石炭火力発電は多量の二酸化炭素(CO2)を排出するため環境に悪い――。こんな世界の通説を覆す技術に日本の電力会社が挑んでいる。中国電力は8日、アンモニアを石炭燃料に混ぜることでクリーンな発電を実現する技術に関する特許を出願したと発表した。奇抜な独自手法への期待は高い。

アンモニアの化学式は「NH3」。水素を含み、燃焼しても二酸化炭素(CO2)を排出しない。アンモニアは常温で圧縮するかマイナス30度程度に冷却すると液体になり、水素エネルギーを大量に運搬できる。

中国電力は国立研究開発法人科学技術振興機構と協力し、7月3〜9日に水島発電所(岡山県倉敷市)で新技術の実証実験を行った。出力15万5千キロワットで運転する石炭火力にアンモニアを1時間あたり450キログラム投入し、発電効率が落ちないことを確認した。アンモニアの混入量は燃料の0.6〜0.8%。混ぜた分だけ二酸化炭素の排出量が減る。
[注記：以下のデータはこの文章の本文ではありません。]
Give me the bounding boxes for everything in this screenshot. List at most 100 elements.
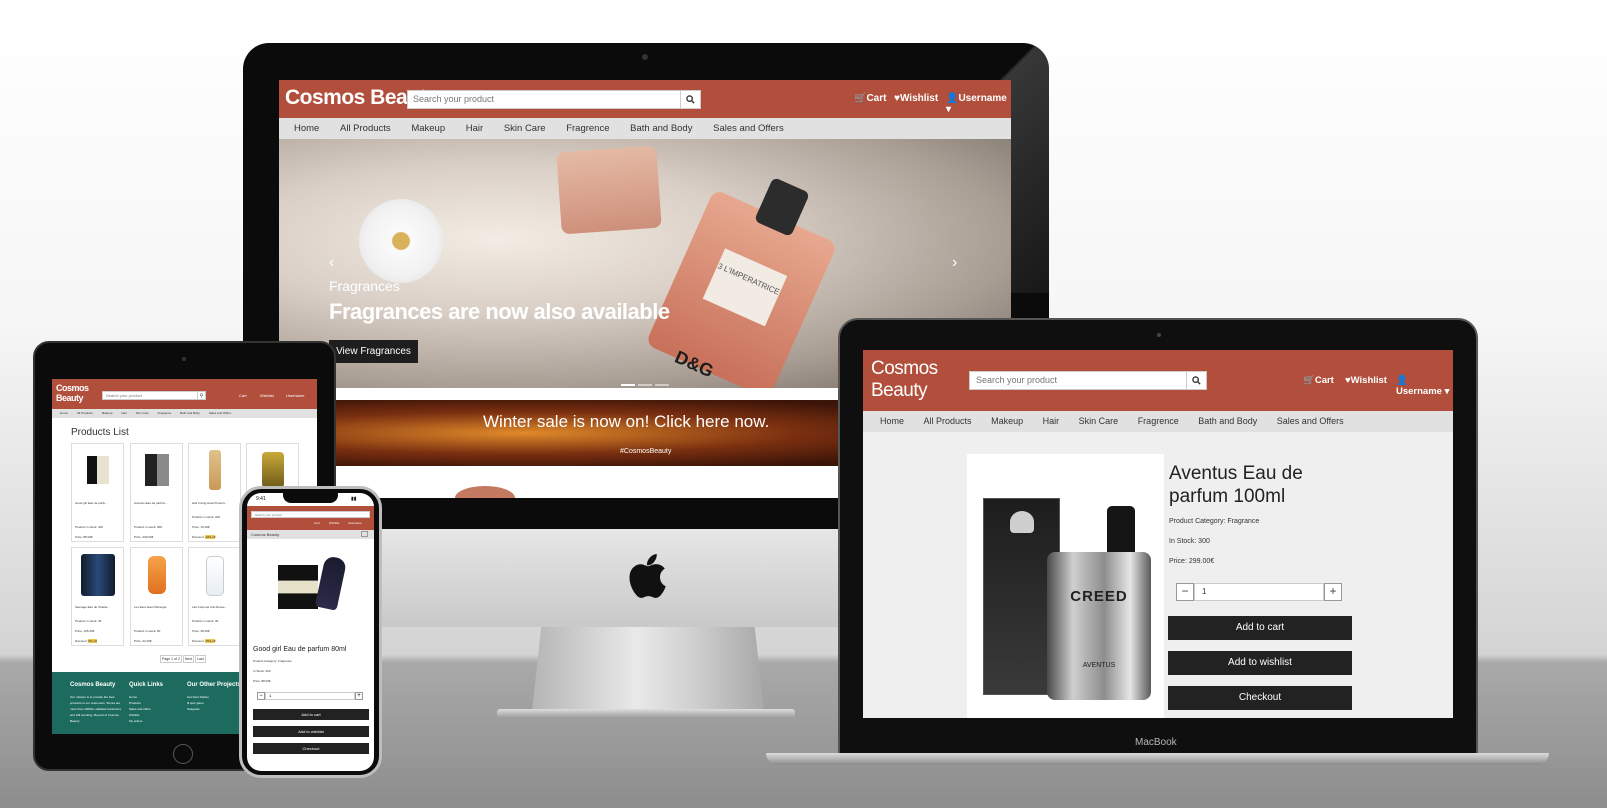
- nav-all-products[interactable]: All Products: [340, 118, 391, 139]
- main-nav: Home All Products Makeup Hair Skin Care …: [279, 118, 1011, 139]
- product-name: Hair Fixing Heat Protecti...: [192, 501, 228, 505]
- nav-sales-and-offers[interactable]: Sales and Offers: [1277, 411, 1344, 432]
- carousel-prev-icon[interactable]: ‹: [329, 254, 334, 272]
- carousel-dot-3[interactable]: [655, 384, 669, 386]
- footer-link[interactable]: Seagrass: [187, 706, 209, 712]
- nav-home[interactable]: Home: [60, 409, 68, 418]
- macbook-label: MacBook: [1135, 737, 1177, 748]
- cart-link[interactable]: Cart: [239, 393, 247, 398]
- nav-makeup[interactable]: Makeup: [411, 118, 445, 139]
- add-to-cart-button[interactable]: Add to cart: [253, 709, 369, 720]
- site-header: Search your product Cart Wishlist Userna…: [247, 506, 374, 530]
- product-stock: In Stock: 400: [253, 669, 271, 673]
- qty-increase-button[interactable]: +: [1324, 583, 1342, 601]
- nav-bath-and-body[interactable]: Bath and Body: [180, 409, 200, 418]
- nav-fragrence[interactable]: Fragrence: [158, 409, 172, 418]
- qty-decrease-button[interactable]: −: [1176, 583, 1194, 601]
- main-nav: Home All Products Makeup Hair Skin Care …: [863, 411, 1453, 432]
- footer-col3-links: Get Next Station Ill quiz game Seagrass: [187, 694, 209, 712]
- add-to-wishlist-button[interactable]: Add to wishlist: [1168, 651, 1352, 675]
- nav-hair[interactable]: Hair: [1043, 411, 1060, 432]
- product-card[interactable]: Good girl Eau de parfu... Product in sto…: [71, 443, 124, 542]
- product-card[interactable]: Hair Fixing Heat Protecti... Product in …: [188, 443, 241, 542]
- nav-skin-care[interactable]: Skin Care: [136, 409, 149, 418]
- product-card[interactable]: Sauvage Eau de Toilette... Product in st…: [71, 547, 124, 646]
- product-category: Product Category: Fragrance: [253, 659, 292, 663]
- nav-home[interactable]: Home: [294, 118, 319, 139]
- qty-decrease-button[interactable]: −: [257, 692, 265, 700]
- search-input[interactable]: Search your product: [407, 90, 682, 109]
- nav-skin-care[interactable]: Skin Care: [1079, 411, 1119, 432]
- product-card[interactable]: Lait Corporel Anti-Desse... Product in s…: [188, 547, 241, 646]
- view-fragrances-button[interactable]: View Fragrances: [329, 340, 418, 363]
- tablet-home-button[interactable]: [173, 744, 193, 764]
- search-input[interactable]: Search your product: [102, 391, 198, 400]
- user-menu[interactable]: Username: [286, 393, 304, 398]
- nav-hair[interactable]: Hair: [466, 118, 483, 139]
- nav-bath-and-body[interactable]: Bath and Body: [630, 118, 692, 139]
- username-label: Username: [1396, 386, 1442, 397]
- brand-logo[interactable]: Cosmos Beauty: [56, 383, 89, 403]
- search-input[interactable]: Search your product: [251, 511, 370, 518]
- nav-fragrence[interactable]: Fragrence: [1138, 411, 1179, 432]
- product-name: Aventus Eau de parfum ...: [134, 501, 169, 505]
- menu-toggle-icon[interactable]: [361, 531, 368, 537]
- bottle-label: 3 L'IMPERATRICE: [702, 248, 788, 327]
- product-thumb: [261, 452, 284, 488]
- product-title: Aventus Eau de parfum 100ml: [1169, 463, 1303, 507]
- user-menu[interactable]: 👤Username ▾: [1396, 375, 1453, 397]
- product-image: [254, 543, 367, 640]
- carousel-dot-1[interactable]: [621, 384, 635, 386]
- nav-sales-and-offers[interactable]: Sales and Offers: [713, 118, 784, 139]
- add-to-cart-button[interactable]: Add to cart: [1168, 616, 1352, 640]
- brand-logo[interactable]: Cosmos Beauty: [251, 532, 279, 537]
- imac-stand: [532, 627, 764, 711]
- product-stock: Product in stock: 50: [134, 629, 161, 633]
- qty-increase-button[interactable]: +: [355, 692, 363, 700]
- nav-makeup[interactable]: Makeup: [102, 409, 113, 418]
- product-card[interactable]: Les Eaux Eau D'Energie Product in stock:…: [130, 547, 183, 646]
- checkout-button[interactable]: Checkout: [1168, 686, 1352, 710]
- wishlist-link[interactable]: ♥Wishlist: [894, 93, 938, 104]
- nav-sales-and-offers[interactable]: Sales and Offers: [209, 409, 231, 418]
- wishlist-label: Wishlist: [329, 521, 340, 525]
- product-card[interactable]: Aventus Eau de parfum ... Product in sto…: [130, 443, 183, 542]
- search-icon: [686, 95, 695, 104]
- search-button[interactable]: [1186, 371, 1207, 390]
- qty-input[interactable]: 1: [1194, 583, 1324, 601]
- discount-badge: 10% off: [205, 535, 216, 539]
- nav-skin-care[interactable]: Skin Care: [504, 118, 546, 139]
- carousel-next-icon[interactable]: ›: [952, 254, 957, 272]
- nav-bath-and-body[interactable]: Bath and Body: [1198, 411, 1257, 432]
- laptop-base: [766, 753, 1549, 765]
- search-button[interactable]: [680, 90, 701, 109]
- cart-link[interactable]: 🛒Cart: [1303, 375, 1334, 386]
- footer-col2-links: Home Products Sales and offers Wishlist …: [129, 694, 151, 724]
- product-discount: Discount: 5% off: [75, 639, 97, 643]
- nav-all-products[interactable]: All Products: [77, 409, 93, 418]
- search-button[interactable]: ⚲: [197, 391, 206, 400]
- nav-fragrence[interactable]: Fragrence: [566, 118, 609, 139]
- cart-link[interactable]: Cart: [314, 521, 320, 525]
- user-menu[interactable]: 👤Username ▾: [946, 93, 1011, 115]
- nav-hair[interactable]: Hair: [121, 409, 127, 418]
- qty-input[interactable]: 1: [265, 692, 355, 700]
- product-thumb: [147, 556, 166, 594]
- wishlist-link[interactable]: Wishlist: [329, 521, 339, 525]
- next-page-link[interactable]: Next: [182, 655, 195, 663]
- add-to-wishlist-button[interactable]: Add to wishlist: [253, 726, 369, 737]
- carousel-dot-2[interactable]: [638, 384, 652, 386]
- tablet-camera: [182, 357, 186, 361]
- nav-home[interactable]: Home: [880, 411, 904, 432]
- wishlist-link[interactable]: Wishlist: [260, 393, 274, 398]
- last-page-link[interactable]: Last: [195, 655, 206, 663]
- checkout-button[interactable]: Checkout: [253, 743, 369, 754]
- brand-logo[interactable]: Cosmos Beauty: [871, 358, 938, 402]
- user-menu[interactable]: Username: [348, 521, 362, 525]
- footer-link[interactable]: My orders: [129, 718, 151, 724]
- nav-all-products[interactable]: All Products: [924, 411, 972, 432]
- nav-makeup[interactable]: Makeup: [991, 411, 1023, 432]
- cart-link[interactable]: 🛒Cart: [854, 93, 886, 104]
- wishlist-link[interactable]: ♥Wishlist: [1345, 375, 1387, 386]
- search-input[interactable]: Search your product: [969, 371, 1188, 390]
事業用の発電所でアンモニアを燃焼するのは国内で初めてだ。

さらに、出力を12万キロワットに落として運転したところ、排ガスの窒素酸化物(NOx)濃度が減ることも発見した。中国電力は将来的にはアンモニアを約20%まで混ぜることが可能とみて、さらに研究を続ける。

アンモニアは肥料や石炭火力発電所で脱硝用の還元剤として使われており、電力会社が扱いに慣れている。保管用タンクなど新規のインフラ投資が少なくてすむという利点もある。

他方で、こうした技術開発により、日本の石炭火力発電が独自の進化をとげる「ガラパゴス化」につながる可能性もある。アンモニアを混ぜること以外に、日本では石炭をガス化して発電する技術も開発されており、世界の脱・石炭の潮流から一線を画した独自路線を歩みつつある。「クリーン技術を追求するニッポン」という世界への情報発信も重要になってくる。(花房良祐)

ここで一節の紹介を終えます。